The lies that pass for transparency data

On Monday we published a short post, pointing out that the so-called “transparency” data – which is supposed to list all of the external meetings Ministers have – failed to mention a meeting on 1 April 2020 that Lord Bethell had with Abingdon shortly before his department awarded it the first of two contracts worth up to £87.5m in total. 

The contracts – which Good Law Project is challenging in the High Court – are highly controversial, not least because Government’s own lawyers advised they were unlawful.

Government blamed the missing meeting on an “admin error” and responded on Tuesday by publishing an updated list of the external meetings Lord Bethell had, including the 1 April meeting with Abingdon:

 

The problem is that the updated list is also wrong.

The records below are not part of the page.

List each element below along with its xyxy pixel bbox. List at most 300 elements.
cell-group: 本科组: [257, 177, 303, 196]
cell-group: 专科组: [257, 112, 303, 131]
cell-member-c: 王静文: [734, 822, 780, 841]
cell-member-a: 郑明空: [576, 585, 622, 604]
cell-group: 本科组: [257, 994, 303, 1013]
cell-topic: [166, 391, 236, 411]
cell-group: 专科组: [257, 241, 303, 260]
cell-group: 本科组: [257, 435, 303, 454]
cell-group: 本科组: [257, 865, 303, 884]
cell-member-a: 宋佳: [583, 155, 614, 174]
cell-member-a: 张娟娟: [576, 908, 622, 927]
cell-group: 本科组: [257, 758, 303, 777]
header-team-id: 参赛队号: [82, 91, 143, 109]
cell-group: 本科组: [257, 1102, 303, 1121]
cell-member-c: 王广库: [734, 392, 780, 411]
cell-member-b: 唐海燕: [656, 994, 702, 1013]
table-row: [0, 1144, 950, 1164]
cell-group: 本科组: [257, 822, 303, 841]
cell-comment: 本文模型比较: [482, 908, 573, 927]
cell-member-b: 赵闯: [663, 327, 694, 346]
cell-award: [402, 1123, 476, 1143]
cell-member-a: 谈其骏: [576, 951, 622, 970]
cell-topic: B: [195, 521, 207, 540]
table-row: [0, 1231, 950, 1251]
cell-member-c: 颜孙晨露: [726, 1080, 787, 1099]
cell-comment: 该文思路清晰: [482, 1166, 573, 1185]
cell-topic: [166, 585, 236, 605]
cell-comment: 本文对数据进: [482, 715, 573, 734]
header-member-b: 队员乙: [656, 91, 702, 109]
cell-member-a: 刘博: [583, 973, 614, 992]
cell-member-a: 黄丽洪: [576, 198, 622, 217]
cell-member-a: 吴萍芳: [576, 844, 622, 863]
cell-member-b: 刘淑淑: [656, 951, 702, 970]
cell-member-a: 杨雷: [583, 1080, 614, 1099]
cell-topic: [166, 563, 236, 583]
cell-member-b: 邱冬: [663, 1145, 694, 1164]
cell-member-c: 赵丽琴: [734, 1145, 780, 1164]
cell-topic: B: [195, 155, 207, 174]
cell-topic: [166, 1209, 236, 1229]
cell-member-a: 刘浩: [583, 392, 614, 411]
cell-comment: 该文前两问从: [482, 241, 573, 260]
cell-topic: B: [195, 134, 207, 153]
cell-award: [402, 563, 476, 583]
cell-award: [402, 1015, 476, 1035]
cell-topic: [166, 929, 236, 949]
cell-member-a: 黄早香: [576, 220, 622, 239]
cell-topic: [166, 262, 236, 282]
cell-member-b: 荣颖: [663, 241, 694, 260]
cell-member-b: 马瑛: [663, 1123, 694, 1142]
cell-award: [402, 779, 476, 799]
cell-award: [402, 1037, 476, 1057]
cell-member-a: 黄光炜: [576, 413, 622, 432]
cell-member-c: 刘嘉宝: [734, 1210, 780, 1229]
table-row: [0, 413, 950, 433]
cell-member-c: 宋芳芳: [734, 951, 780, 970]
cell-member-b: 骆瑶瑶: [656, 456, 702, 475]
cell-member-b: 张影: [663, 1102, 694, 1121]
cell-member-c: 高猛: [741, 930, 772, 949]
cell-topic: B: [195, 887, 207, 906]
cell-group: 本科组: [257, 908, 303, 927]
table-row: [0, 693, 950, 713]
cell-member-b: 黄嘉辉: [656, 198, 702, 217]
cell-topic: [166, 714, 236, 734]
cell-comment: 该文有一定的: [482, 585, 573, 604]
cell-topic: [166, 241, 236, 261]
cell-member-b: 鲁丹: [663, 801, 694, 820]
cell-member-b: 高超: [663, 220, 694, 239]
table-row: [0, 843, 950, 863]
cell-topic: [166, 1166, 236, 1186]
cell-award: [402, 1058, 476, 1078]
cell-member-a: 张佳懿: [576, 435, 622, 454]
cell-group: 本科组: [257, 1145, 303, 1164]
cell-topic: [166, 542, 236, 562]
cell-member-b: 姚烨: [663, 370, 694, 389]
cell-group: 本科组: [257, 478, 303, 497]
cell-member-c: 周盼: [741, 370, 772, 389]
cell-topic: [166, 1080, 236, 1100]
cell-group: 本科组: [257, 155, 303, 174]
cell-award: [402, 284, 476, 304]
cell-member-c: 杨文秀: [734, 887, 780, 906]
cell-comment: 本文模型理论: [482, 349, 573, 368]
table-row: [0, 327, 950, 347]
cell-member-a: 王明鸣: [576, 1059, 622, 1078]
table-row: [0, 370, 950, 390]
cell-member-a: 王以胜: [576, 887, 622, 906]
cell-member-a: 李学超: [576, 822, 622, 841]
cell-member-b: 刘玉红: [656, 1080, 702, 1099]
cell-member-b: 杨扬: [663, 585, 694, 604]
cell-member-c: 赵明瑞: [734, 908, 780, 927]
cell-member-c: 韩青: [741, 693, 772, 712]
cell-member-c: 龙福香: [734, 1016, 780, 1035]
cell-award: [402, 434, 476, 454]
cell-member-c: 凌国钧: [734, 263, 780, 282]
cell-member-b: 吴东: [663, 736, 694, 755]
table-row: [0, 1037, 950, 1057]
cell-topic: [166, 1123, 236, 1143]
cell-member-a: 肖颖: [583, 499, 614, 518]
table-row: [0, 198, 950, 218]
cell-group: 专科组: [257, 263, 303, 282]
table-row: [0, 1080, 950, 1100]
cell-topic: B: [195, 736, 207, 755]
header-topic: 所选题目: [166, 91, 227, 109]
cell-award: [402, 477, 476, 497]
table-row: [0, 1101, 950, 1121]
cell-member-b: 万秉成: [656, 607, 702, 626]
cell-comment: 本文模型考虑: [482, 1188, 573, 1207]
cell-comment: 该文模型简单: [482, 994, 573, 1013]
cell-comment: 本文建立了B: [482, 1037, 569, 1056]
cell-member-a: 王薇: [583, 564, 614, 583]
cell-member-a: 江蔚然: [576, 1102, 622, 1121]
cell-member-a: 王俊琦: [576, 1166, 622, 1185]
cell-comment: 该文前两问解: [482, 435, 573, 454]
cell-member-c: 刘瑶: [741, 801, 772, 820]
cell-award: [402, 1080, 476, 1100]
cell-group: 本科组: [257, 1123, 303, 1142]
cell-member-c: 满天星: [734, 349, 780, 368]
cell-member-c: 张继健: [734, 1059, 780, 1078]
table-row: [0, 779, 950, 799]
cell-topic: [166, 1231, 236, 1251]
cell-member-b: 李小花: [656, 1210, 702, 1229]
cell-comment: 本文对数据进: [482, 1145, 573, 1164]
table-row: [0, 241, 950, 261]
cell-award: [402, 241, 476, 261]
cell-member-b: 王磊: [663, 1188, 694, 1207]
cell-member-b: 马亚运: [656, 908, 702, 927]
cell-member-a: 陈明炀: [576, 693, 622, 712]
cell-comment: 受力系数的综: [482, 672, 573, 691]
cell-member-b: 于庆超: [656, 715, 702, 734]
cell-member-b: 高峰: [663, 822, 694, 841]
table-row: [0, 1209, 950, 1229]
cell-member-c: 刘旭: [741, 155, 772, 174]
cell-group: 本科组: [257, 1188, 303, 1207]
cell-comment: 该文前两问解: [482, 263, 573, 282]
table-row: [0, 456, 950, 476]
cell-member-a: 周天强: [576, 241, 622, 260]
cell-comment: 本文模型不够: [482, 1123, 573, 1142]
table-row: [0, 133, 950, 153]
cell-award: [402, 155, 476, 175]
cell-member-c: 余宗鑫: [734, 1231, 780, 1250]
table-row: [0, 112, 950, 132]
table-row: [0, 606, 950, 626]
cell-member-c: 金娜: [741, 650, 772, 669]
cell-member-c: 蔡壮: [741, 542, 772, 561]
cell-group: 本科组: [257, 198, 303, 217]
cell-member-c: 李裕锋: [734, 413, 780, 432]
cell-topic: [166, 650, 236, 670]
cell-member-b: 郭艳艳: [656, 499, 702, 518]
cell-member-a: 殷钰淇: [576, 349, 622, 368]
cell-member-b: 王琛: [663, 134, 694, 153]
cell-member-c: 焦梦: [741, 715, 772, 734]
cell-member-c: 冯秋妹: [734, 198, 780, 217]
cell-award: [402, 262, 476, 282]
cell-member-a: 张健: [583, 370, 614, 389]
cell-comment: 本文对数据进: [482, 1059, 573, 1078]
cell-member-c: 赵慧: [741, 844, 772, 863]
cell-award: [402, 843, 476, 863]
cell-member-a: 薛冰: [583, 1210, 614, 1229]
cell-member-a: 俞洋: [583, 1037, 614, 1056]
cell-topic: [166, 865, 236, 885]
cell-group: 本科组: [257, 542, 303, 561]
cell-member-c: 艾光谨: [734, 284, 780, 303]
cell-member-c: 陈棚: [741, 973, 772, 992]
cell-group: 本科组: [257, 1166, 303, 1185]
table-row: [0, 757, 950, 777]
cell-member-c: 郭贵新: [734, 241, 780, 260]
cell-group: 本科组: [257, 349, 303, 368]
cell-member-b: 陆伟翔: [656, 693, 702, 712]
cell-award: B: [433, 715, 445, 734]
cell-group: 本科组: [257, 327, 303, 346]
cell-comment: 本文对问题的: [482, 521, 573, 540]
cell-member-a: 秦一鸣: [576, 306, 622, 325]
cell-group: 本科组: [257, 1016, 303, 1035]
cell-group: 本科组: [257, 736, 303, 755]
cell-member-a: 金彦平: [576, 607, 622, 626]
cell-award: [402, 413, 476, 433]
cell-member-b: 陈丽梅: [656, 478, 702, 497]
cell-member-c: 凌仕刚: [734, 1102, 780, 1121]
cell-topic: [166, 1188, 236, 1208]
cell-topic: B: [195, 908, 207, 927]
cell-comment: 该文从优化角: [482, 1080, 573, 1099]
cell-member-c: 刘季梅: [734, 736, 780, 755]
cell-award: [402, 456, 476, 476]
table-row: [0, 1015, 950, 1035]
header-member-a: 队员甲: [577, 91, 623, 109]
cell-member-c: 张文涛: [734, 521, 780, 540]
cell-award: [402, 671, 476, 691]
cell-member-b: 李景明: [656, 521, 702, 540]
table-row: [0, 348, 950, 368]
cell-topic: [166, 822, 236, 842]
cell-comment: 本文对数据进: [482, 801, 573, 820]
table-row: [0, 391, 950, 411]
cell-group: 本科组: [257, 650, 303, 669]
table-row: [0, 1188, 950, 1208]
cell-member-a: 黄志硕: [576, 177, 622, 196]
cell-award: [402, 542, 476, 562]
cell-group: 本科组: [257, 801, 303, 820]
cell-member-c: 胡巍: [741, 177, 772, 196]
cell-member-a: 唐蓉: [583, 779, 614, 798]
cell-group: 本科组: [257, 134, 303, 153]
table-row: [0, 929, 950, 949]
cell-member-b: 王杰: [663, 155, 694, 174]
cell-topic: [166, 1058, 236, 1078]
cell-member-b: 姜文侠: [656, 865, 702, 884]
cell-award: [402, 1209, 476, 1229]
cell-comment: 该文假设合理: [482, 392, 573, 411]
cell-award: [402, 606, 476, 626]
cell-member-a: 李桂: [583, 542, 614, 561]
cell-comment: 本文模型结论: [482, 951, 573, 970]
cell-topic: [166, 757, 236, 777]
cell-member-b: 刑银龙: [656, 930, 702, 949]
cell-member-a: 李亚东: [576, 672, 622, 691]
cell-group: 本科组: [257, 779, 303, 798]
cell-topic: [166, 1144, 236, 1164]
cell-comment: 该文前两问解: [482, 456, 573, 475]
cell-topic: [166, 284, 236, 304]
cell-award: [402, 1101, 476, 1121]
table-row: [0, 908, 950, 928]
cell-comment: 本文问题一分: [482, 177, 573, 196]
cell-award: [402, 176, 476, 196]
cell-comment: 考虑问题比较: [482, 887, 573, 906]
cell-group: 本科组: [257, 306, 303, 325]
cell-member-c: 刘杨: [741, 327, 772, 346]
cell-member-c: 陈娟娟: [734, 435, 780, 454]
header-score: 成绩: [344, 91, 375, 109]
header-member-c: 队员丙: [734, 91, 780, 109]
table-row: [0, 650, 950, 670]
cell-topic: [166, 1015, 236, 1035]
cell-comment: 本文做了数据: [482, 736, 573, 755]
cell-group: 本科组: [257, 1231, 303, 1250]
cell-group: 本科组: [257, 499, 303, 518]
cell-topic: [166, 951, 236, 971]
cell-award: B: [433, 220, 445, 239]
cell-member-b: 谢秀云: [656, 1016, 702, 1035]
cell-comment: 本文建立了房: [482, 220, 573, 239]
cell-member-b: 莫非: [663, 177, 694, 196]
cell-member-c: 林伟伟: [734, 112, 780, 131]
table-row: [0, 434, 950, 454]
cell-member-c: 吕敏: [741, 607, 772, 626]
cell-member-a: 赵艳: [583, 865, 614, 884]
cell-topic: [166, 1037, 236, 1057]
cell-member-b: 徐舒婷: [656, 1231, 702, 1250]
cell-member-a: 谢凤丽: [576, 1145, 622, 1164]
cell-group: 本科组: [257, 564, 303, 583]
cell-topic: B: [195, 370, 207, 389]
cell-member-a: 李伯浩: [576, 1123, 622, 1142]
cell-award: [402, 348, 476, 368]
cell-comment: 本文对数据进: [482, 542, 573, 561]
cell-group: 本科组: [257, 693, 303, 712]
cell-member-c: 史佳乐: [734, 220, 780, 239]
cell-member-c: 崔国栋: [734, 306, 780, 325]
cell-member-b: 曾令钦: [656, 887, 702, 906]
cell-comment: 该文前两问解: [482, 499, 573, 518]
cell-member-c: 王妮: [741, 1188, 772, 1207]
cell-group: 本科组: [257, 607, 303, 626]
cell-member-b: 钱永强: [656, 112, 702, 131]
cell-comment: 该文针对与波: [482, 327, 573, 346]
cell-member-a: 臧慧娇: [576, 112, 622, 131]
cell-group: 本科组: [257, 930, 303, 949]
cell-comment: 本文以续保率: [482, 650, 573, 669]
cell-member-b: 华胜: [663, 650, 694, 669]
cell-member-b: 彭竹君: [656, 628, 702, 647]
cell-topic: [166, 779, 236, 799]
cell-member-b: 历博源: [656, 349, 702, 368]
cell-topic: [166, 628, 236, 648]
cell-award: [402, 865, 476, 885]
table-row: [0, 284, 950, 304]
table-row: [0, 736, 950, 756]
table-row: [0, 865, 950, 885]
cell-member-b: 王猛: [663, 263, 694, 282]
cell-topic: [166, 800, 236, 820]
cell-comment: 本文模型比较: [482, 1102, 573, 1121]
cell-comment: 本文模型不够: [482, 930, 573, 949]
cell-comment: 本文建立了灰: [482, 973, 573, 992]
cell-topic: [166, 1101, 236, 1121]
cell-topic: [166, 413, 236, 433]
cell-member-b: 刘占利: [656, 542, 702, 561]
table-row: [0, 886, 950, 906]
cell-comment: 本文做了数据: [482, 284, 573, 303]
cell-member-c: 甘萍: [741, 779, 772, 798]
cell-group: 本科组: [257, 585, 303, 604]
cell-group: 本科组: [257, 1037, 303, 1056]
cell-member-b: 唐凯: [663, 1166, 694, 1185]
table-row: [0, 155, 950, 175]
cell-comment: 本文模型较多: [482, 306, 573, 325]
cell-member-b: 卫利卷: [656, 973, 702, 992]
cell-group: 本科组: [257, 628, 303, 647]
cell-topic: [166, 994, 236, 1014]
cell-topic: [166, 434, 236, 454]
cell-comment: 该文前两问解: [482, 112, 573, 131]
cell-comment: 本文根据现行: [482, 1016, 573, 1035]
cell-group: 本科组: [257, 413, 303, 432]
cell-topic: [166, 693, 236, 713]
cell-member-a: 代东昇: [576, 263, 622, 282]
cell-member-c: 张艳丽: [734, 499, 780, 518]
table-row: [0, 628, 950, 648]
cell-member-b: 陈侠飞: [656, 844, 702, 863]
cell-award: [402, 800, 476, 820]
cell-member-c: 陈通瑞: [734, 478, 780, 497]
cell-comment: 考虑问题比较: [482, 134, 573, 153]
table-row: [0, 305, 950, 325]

First, the updated list doesn’t make any mention of a meeting Matt Hancock had on 1 April 2020 with a group of would-be test suppliers.

We know that it took place because we have the emails.

Here is an invitation to a conference call at 5pm issued to “Excalibur Health” – no mention of this meeting appears in the so-called transparency data. We also know that other providers including Abingdon received the same invitation.

Indeed, it looks very much as though Matt Hancock had two meetings with Abingdon.

Here is a further email setting out that Matt Hancock wanted to join a second, follow-up, private call with Abingdon later that evening at 19.10.

The so-called transparency data, even in its revised form, fails to mention his attendance at either.

Government will, no doubt, say they made a second “admin error” in correcting the first “admin error”. And perhaps you are inclined to give them the benefit of the doubt and assume it is merely gross, and repeated, incompetence.

But even the most sweetly trusting of us must wonder whether the real explanation is that this is a deliberate attempt to mislead the public as to the former Secretary of State’s involvement in the ill-fated and unlawful Abingdon deal.